Advertisement

After 44 Years, She’s Still on a Roll

Share
Associated Press

The first time Dorothy Bush called the roll at a Democratic National Convention in 1944, Franklin D. Roosevelt was nominated for his fourth term.

Since then, she has tallied the votes for and against Harry S. Truman, Adlai E. Stevenson (twice), John F. Kennedy, Lyndon B. Johnson, Hubert H. Humphrey, George S. McGovern, Jimmy Carter (twice) and Walter F. Mondale. This week, she’ll do it for Michael S. Dukakis too.
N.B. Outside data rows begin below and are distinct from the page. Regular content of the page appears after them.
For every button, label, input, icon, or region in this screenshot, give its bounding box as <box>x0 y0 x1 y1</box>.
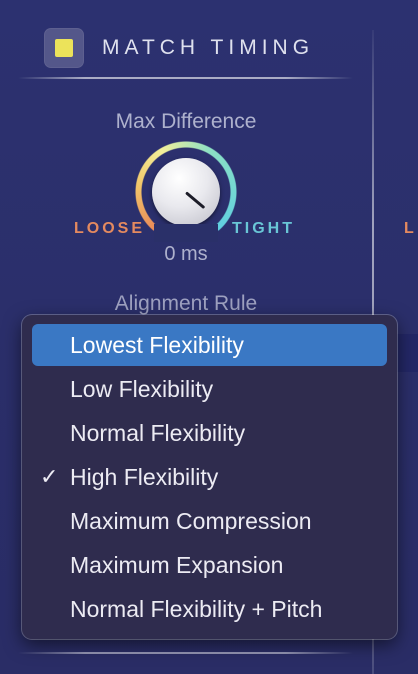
menu-item-maximum-expansion[interactable]: Maximum Expansion <box>32 544 387 586</box>
knob-cap <box>152 158 220 226</box>
menu-item-label: Lowest Flexibility <box>70 331 244 358</box>
checkmark-icon: ✓ <box>40 464 59 489</box>
knob-gap <box>154 224 218 242</box>
loose-label: LOOSE <box>74 220 146 237</box>
menu-item-label: Maximum Expansion <box>70 551 284 578</box>
toggle-indicator <box>55 39 73 57</box>
menu-item-maximum-compression[interactable]: Maximum Compression <box>32 500 387 542</box>
menu-item-lowest-flexibility[interactable]: Lowest Flexibility <box>32 324 387 366</box>
menu-item-high-flexibility[interactable]: ✓ High Flexibility <box>32 456 387 498</box>
max-difference-label: Max Difference <box>115 110 257 133</box>
section-title: MATCH TIMING <box>102 36 315 59</box>
knob-pointer <box>185 191 206 210</box>
right-panel-label: L <box>404 220 414 237</box>
match-timing-toggle[interactable] <box>44 28 84 68</box>
menu-item-label: Normal Flexibility <box>70 419 246 446</box>
menu-item-label: High Flexibility <box>70 463 219 490</box>
alignment-rule-menu: Lowest Flexibility Low Flexibility Norma… <box>22 315 397 639</box>
match-timing-header: MATCH TIMING <box>44 28 314 68</box>
menu-item-low-flexibility[interactable]: Low Flexibility <box>32 368 387 410</box>
menu-item-label: Normal Flexibility + Pitch <box>70 595 323 622</box>
bottom-divider <box>18 652 353 654</box>
menu-item-normal-flexibility[interactable]: Normal Flexibility <box>32 412 387 454</box>
menu-item-normal-flexibility-pitch[interactable]: Normal Flexibility + Pitch <box>32 588 387 630</box>
menu-item-label: Maximum Compression <box>70 507 312 534</box>
header-divider <box>18 77 353 79</box>
tight-label: TIGHT <box>232 220 295 237</box>
menu-item-label: Low Flexibility <box>70 375 214 402</box>
max-difference-value: 0 ms <box>164 243 208 265</box>
alignment-rule-label: Alignment Rule <box>114 292 258 315</box>
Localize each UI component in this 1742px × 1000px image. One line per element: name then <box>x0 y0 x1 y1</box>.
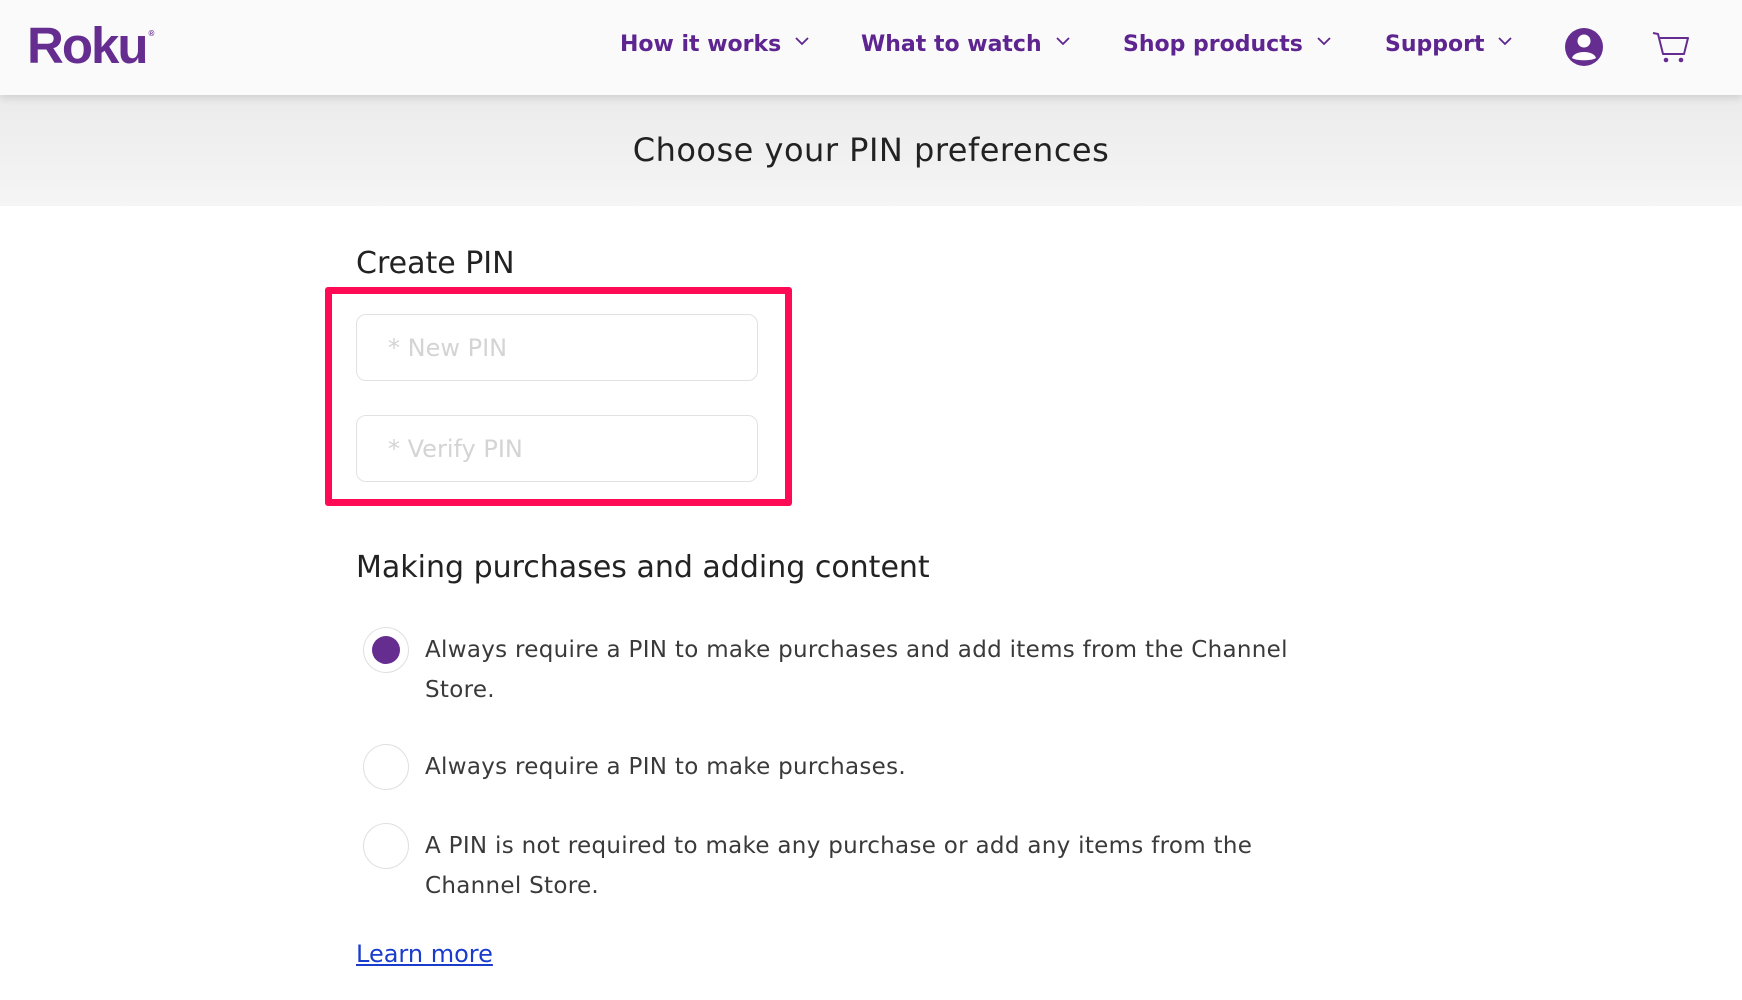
cart-button[interactable] <box>1651 30 1691 66</box>
nav-label: How it works <box>620 32 782 57</box>
user-account-icon <box>1565 28 1603 66</box>
radio-no-pin-required[interactable] <box>363 823 409 869</box>
label-line: Always require a PIN to make purchases a… <box>425 637 1288 663</box>
verify-pin-input[interactable] <box>356 415 758 482</box>
trademark-mark: ® <box>148 29 155 38</box>
radio-require-pin-purchases-and-items[interactable] <box>363 627 409 673</box>
site-header: Roku ® How it works What to watch Shop pr… <box>0 0 1742 95</box>
nav-label: Shop products <box>1123 32 1303 57</box>
radio-label-require-pin-purchases-and-items[interactable]: Always require a PIN to make purchases a… <box>425 630 1345 710</box>
label-line: Always require a PIN to make purchases. <box>425 754 907 780</box>
nav-label: What to watch <box>861 32 1042 57</box>
shopping-cart-icon <box>1652 32 1689 63</box>
nav-label: Support <box>1385 32 1485 57</box>
page-banner: Choose your PIN preferences <box>0 95 1742 206</box>
purchases-heading: Making purchases and adding content <box>356 550 930 585</box>
nav-how-it-works[interactable]: How it works <box>620 30 809 60</box>
nav-support[interactable]: Support <box>1385 30 1513 60</box>
label-line: A PIN is not required to make any purcha… <box>425 833 1253 859</box>
chevron-down-icon <box>1317 37 1331 46</box>
chevron-down-icon <box>1498 37 1513 46</box>
radio-require-pin-purchases[interactable] <box>363 744 409 790</box>
learn-more-link[interactable]: Learn more <box>356 940 493 968</box>
new-pin-input[interactable] <box>356 314 758 381</box>
radio-label-require-pin-purchases[interactable]: Always require a PIN to make purchases. <box>425 747 1345 787</box>
nav-what-to-watch[interactable]: What to watch <box>861 30 1070 60</box>
account-button[interactable] <box>1564 27 1604 67</box>
nav-shop-products[interactable]: Shop products <box>1123 30 1331 60</box>
chevron-down-icon <box>1056 37 1070 46</box>
logo-text: Roku <box>27 17 148 74</box>
label-line: Channel Store. <box>425 873 600 899</box>
label-line: Store. <box>425 677 495 703</box>
chevron-down-icon <box>795 37 809 46</box>
radio-label-no-pin-required[interactable]: A PIN is not required to make any purcha… <box>425 826 1345 906</box>
page-title: Choose your PIN preferences <box>632 131 1110 169</box>
roku-logo[interactable]: Roku ® <box>27 17 155 74</box>
create-pin-heading: Create PIN <box>356 246 515 281</box>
Bush is that nice lady with the soft Southern accent who becomes a media star every four years when she sings out “Alabama--65 votes” and runs through the list, past Wyoming to Puerto Rico, the Virgin Islands, Guam, American Samoa and Americans abroad.

Advertisement

It’s her most visible job as secretary of the Democratic Party. Now 71, she was the first woman ever elected an officer of either the Democratic or Republican party and has been reelected with little or no opposition at the reorganization meetings that follow the national conventions. She expects that there will not be any problem Friday either.

The amount of television time devoted to Bush is tied directly to the problems that arise. The more problems, the more roll calls, the more Bush.

“The smoother it goes, the better I like it,” she says.